According to the article, police records show that when Sica was fired from Home Depot for poor job performance he began planning to rob the store with several friends.
According to the article, police records show that on Aug. 7 of that year, he entered the store armed with a handgun and wearing a rubber “old man” mask and ordered employees to the ground, duct taped their hands and eyes, then stole $35,461 in cash from the vault and fled with his alleged accomplice, Brian Whittaker.
According to the article, Sica was arrested in 1998 and was convicted of two armed bank robberies in Tennessee. He was sentenced to nearly 10 years and ordered to pay $10,000 restitution.
According to the article, authorities connected Sica to the Cape robbery while he was serving his 10 years and served time in a Florida prison before finishing his federal stint in 2006 and spending the next five years on supervised release.
A family’s closure
Family members stayed on hand following the second press conference last week to speak to the media and share their feelings on this emotional day.
“Roger Reece called us yesterday and asked us to come down to the courthouse because he had something he needed to tell us,” said Brittany Hart, Sgt. Martin’s daughter. “When he told us that they had a suspect in custody I just thought ‘thank God, it’s about time’.”
Sgt. Martin’s brother, Jeff Martin, was also on hand at the press conference.
“It’s been a long time coming, and he’s been free too long,” said Jeff. “I hope he gets what he deserves. We also realize that it won’t bring him back but it will start to bring closure. It’s amazing that it’s finally coming together.”
Brittany had similar sentiments when it came to the upcoming trial for Sica.
“I hope he gets what’s coming to him,” Brittany said. “I hope karma comes back to him and pays him back tenfold for all of the pain and suffering he’s done to our family.”
Brittany said that the fact that the arrest comes so close to the anniversary of her father’s death is very surreal. She said she’s still trying to remind herself that it’s not a dream.
“I am so relieved, and I can finally sleep at night,” Brittany said. “It’s just a lot off my chest.”
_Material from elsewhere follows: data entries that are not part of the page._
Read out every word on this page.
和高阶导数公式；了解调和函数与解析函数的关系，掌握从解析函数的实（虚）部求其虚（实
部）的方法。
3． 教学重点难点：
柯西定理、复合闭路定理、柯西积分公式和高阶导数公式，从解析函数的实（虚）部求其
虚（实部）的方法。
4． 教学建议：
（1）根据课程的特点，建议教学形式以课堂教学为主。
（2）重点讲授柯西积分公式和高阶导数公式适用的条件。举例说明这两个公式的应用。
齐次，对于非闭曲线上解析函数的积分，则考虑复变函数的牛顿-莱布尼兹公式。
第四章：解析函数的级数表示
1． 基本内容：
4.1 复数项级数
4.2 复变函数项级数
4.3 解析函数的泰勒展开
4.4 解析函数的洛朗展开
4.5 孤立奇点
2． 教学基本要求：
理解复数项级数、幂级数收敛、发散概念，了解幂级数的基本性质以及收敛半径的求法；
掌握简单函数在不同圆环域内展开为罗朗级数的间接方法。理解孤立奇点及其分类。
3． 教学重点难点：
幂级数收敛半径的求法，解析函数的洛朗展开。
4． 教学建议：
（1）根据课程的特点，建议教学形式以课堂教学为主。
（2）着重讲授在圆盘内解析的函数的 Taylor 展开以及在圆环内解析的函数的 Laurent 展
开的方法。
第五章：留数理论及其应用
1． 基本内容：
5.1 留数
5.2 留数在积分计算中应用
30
Melissa Blakely, Sgt. Martin’s sister, still wears a pair of hand cuffs that served as a tie pin on his uniform. She wears it proudly today as she remembers her brother.
“It’s been 16 years that we’ve been waiting for this and not just our family; the police department has worked hard, the community has worked hard,” Blakely said. “He respected and loved this town and he loved the people in it.”
Blakely said that she had spoken to her brother the week that his murder took place and they joked back and forth over the phone while they filled each other in on their families. Blakely said that she can’t find a way to rationalize why someone would choose to take her brother’s life.
“There’s nothing [Greg] could have done that warrants [Sica] to take my brother’s life,” Blakely said. “I was the same age as the suspect when he killed my brother and there is no reason that he should have ever done that. Greg was doing his job.”
Blakely said that she knew exactly what she would say to Sica if she got the opportunity to talk to him.
“I would just ask him why,” Blakely said. “I would tell him that I was his age and he didn’t have to do this. I would tell him that I made the wrong choice.”
Blakely said that Sgt. Martin’s mother is still alive but in poor health. She was not able to make it to the press conference but seems to feel relieved that a suspect has been arrested. Sgt. Martin’s father passed away in 2001.
“I think he died of a broken heart,” said Jeff.
Blakely said that she expects this year’s memorial to be a completely different experience and more emotional than years passed.
“It’s going to put a whole different meaning to it,” Blakely said. “Not only can we celebrate his life, we can celebrate that justice is in sight and he can rest in peace.”